Sighing, I lean back and scope out the bar scene. We only have a couple of customers, which is great for me since I have interviewees popping in all afternoon and night. I just wish one of my interviews was with Violet. It’s been impossible to get her off my mind, especially during all the quieter moments. Nighttime is the worst. All I can do is think about the last time I saw her.

I close my eyes and can practically feel her body swaying against me, teasing my cock with her ass like a little vixen. Even her lavender scent is engrained in my memory like she’s in front of me now. And then there’s the unmistakable tease in her voice, as though she remembers our past sins right along with me.

It’s clear now that she was on a mission to drive me away that night, but she accomplished the opposite. None of it makes sense. The way I can want her, years after she broke my fucking heart. The way she can invoke these memories of our past like they’re happening right this very moment. The way her words and her actions fail to sync up. It all only fucks with my head further.

But more than anything, more than her body and sultry dance moves, I miss her. I miss our friendship and the rarity that it proved to be over the years.
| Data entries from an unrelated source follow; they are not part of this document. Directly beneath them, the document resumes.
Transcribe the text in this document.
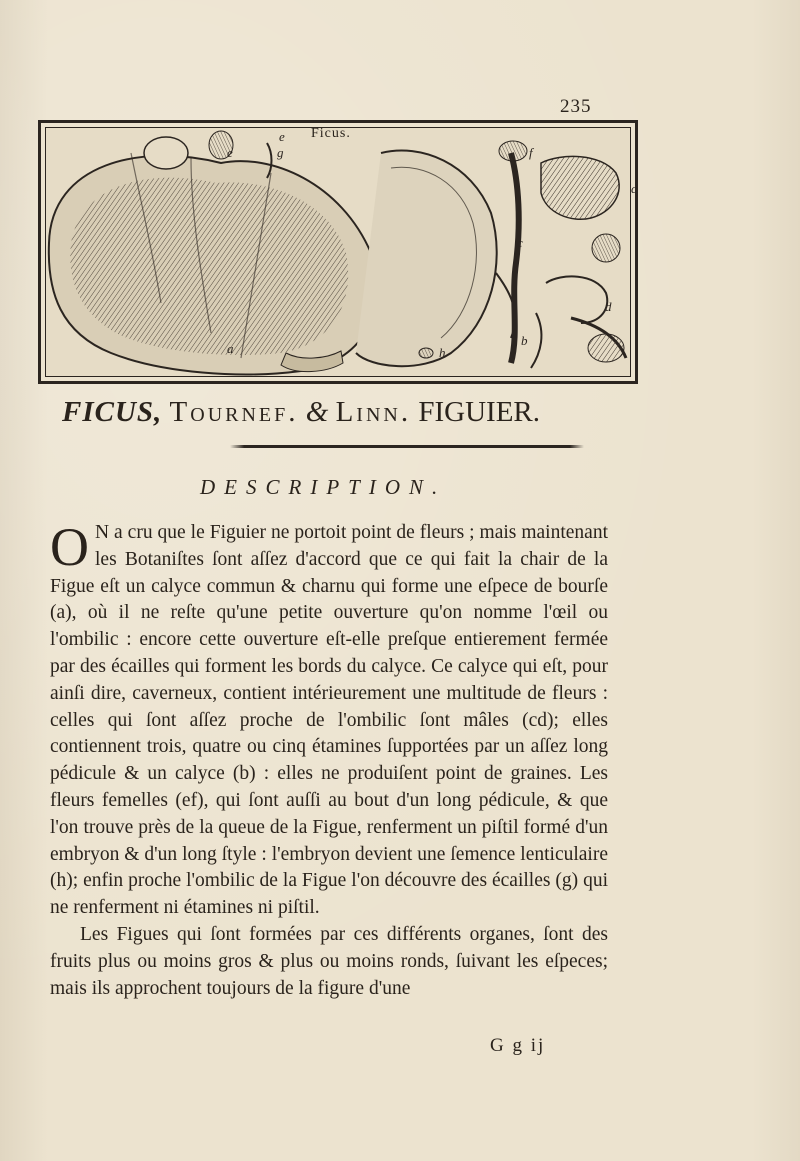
235
Ficus.
e
e
g
a	h
f
c
c
d
b
FICUS, Tournef. & Linn. FIGUIER.
DESCRIPTION.

O N a cru que le Figuier ne portoit point de fleurs ; mais maintenant les Botaniſtes ſont aſſez d'accord que ce qui fait la chair de la Figue eſt un calyce commun & charnu qui forme une eſpece de bourſe (a), où il ne reſte qu'une petite ouverture qu'on nomme l'œil ou l'ombilic : encore cette ouverture eſt-elle preſque entierement fermée par des écailles qui forment les bords du calyce. Ce calyce qui eſt, pour ainſi dire, caverneux, contient intérieurement une multitude de fleurs : celles qui ſont aſſez proche de l'ombilic ſont mâles (cd); elles contiennent trois, quatre ou cinq étamines ſupportées par un aſſez long pédicule & un calyce (b) : elles ne produiſent point de graines. Les fleurs femelles (ef), qui ſont auſſi au bout d'un long pédicule, & que l'on trouve près de la queue de la Figue, renferment un piſtil formé d'un embryon & d'un long ſtyle : l'embryon devient une ſemence lenticulaire (h); enfin proche l'ombilic de la Figue l'on découvre des écailles (g) qui ne renferment ni étamines ni piſtil.

Les Figues qui ſont formées par ces différents organes, ſont des fruits plus ou moins gros & plus ou moins ronds, ſuivant les eſpeces; mais ils approchent toujours de la figure d'une

G g ij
She was always the one I turned to and the first one to always stand by my side. It was like she knew when I needed her most, and I tried to do the same for her. No questions asked. Not even the gray lines we sometimes teetered over could shake what we had. Which is why the end of us felt like the end of me.

Growling, I scrub harder at the glass I’m washing in the sink. Anderson finally took off to meet up with Hope, and my afternoon job candidates are about to arrive. Last week I managed to hire two waitresses and a barback. Bartenders are apparently hard to come by around here, so I’m hoping someone I’m meeting with today is qualified, or at least willing to train for the job.

I’m bored out of my mind after interviewing some guy named JC when the saloon door bangs open, and in comes a stone-faced Benson. I’m almost surprised when he plants himself at the bar, looks up at me, and nods. “Hey.”